I never really know where my mosaic classes might take a student. Some only try the medium out on a one time basis, mosaics being one more thing in a series of hobby classes they “taste test”. Some take off with doing more of the Pique Assiette type of mosaics I teach, like Murray Goode, who was featured recently. And some use the class as a jumping off point to other forms of mosaic. Such was the case with a student I had a few years ago, Anne Hauser.
I always try to encourage every student to work on projects of their own design. My classes feature a shopping class where we look for dishes to break and use since that is my focus in mosaics. But the method of mosaic lends itself to other types of tesserae, like glass. It’s always interesting to hear from my former students and see where they have taken the original classes.
Anne did stay with dishes at first, as shown in this very creative composition she made of a broken teapot. The teapot had been a favourite of a friend and Anne recreated it in a mosaic for her after it had broken. I liked not only the sentiment but the composition was unique too.
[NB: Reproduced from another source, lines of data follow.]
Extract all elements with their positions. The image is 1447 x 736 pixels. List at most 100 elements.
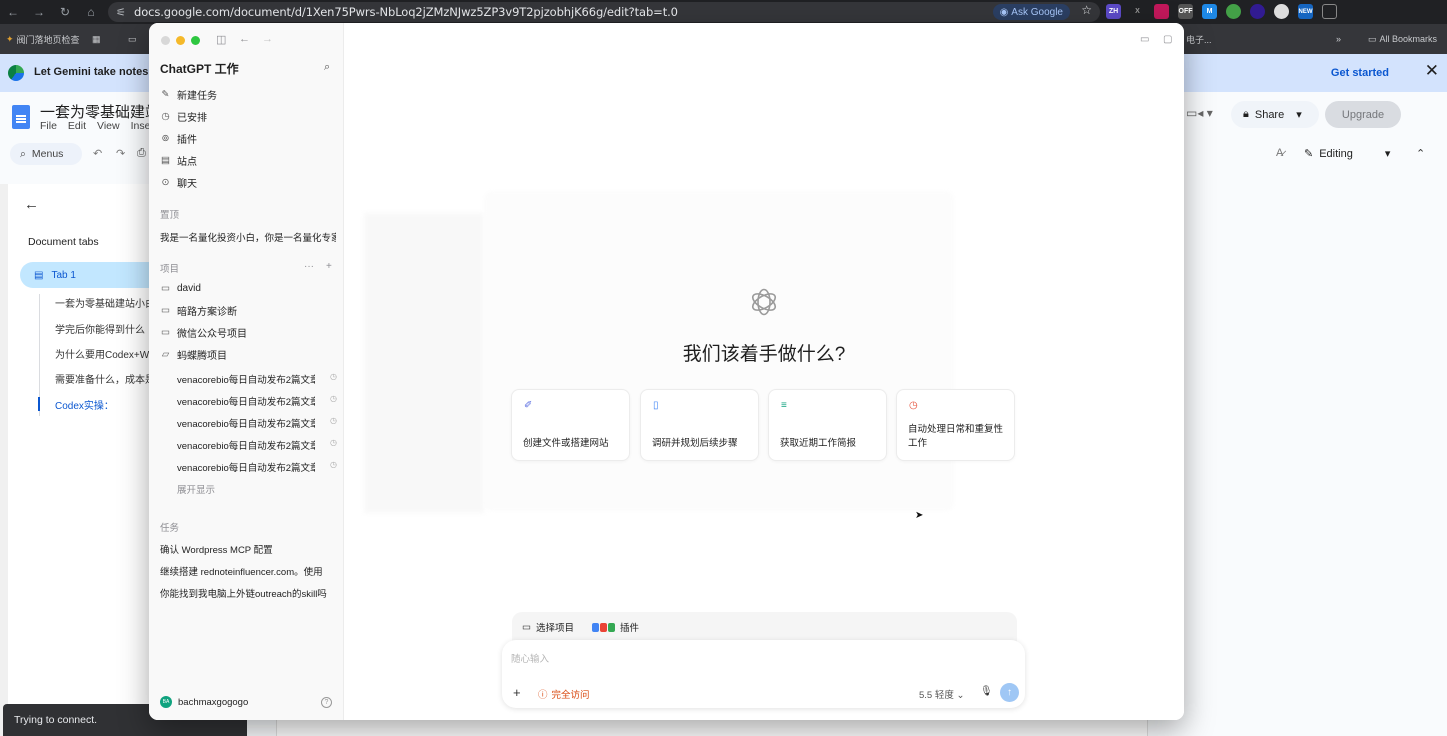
back-icon[interactable]: ← bbox=[239, 33, 250, 45]
help-icon[interactable]: ? bbox=[321, 697, 332, 708]
folder-icon[interactable]: ▭ bbox=[128, 34, 137, 45]
extension-icon[interactable] bbox=[1154, 4, 1169, 19]
add-project-icon[interactable]: + bbox=[326, 261, 332, 272]
site-icon: ▤ bbox=[161, 154, 170, 166]
expand-more-link[interactable]: 展开显示 bbox=[177, 482, 215, 496]
address-bar[interactable]: ⚟ docs.google.com/document/d/1Xen75Pwrs-… bbox=[108, 2, 1100, 22]
close-icon[interactable]: ✕ bbox=[1425, 61, 1439, 81]
extension-icon[interactable] bbox=[1274, 4, 1289, 19]
attach-plus-icon[interactable]: + bbox=[513, 685, 521, 700]
project-label: 暗路方案诊断 bbox=[177, 306, 237, 318]
bookmark-item[interactable]: 电子... bbox=[1186, 33, 1212, 46]
extension-icon[interactable]: OFF bbox=[1178, 4, 1193, 19]
suggestion-card[interactable]: ≡ 获取近期工作简报 bbox=[768, 389, 887, 461]
extension-icon[interactable]: ZH bbox=[1106, 4, 1121, 19]
extension-icon[interactable]: M bbox=[1202, 4, 1217, 19]
bookmark-star-icon[interactable]: ☆ bbox=[1081, 3, 1092, 17]
project-item[interactable]: ▭ 暗路方案诊断 bbox=[160, 301, 237, 319]
nav-scheduled[interactable]: ◷ 已安排 bbox=[160, 107, 207, 125]
plugins-button[interactable]: 插件 bbox=[592, 620, 639, 634]
model-selector[interactable]: 5.5 轻度 ⌄ bbox=[919, 687, 964, 701]
project-label: david bbox=[177, 282, 201, 294]
nav-sites[interactable]: ▤ 站点 bbox=[160, 151, 197, 169]
undo-icon[interactable]: ↶ bbox=[93, 147, 102, 160]
message-composer[interactable]: 随心输入 + ⓘ 完全访问 5.5 轻度 ⌄ 🎙︎ ↑ bbox=[502, 640, 1025, 708]
task-item[interactable]: 继续搭建 rednoteinfluencer.com。使用 bbox=[160, 564, 336, 578]
all-bookmarks[interactable]: ▭ All Bookmarks bbox=[1368, 34, 1437, 45]
chevron-right-icon[interactable]: » bbox=[1336, 34, 1341, 44]
username: bachmaxgogogo bbox=[178, 696, 249, 708]
extension-icon[interactable] bbox=[1250, 4, 1265, 19]
chevron-down-icon: ⌄ bbox=[956, 690, 965, 701]
menu-insert[interactable]: Inse bbox=[131, 120, 151, 132]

The pot was the only mosaic on the surface, not surrounded by mosaic in the background. Quite novel.
Anne says she hardly ever works with dishes anymore and has switched to using glass now. She created a music themed piece for her husband as a gift where there is a bit of transition to glass. The sax is from a plate and she added gold sprinkles to the grout as it set. The rest of the piece is from glass.
She’s gone on from there to create collages of a sort with mosaic surrounding photos under glass and a mirror frame with glass and rhinestones! As she said recently in an email “….I seem to have gravitated to glass and tiles along with odds and ends that I find. I’m working on one now that incorporates a pewter sailboat, beach sand and pebbles, some tree leaves I made from putty, and glass. Not sure how it’s all going to turn out, but interesting”
I really like that she is having fun and sounds quite fearless, really, with not being sure how the piece will look in the end, but being ok with that. That’s real creativity.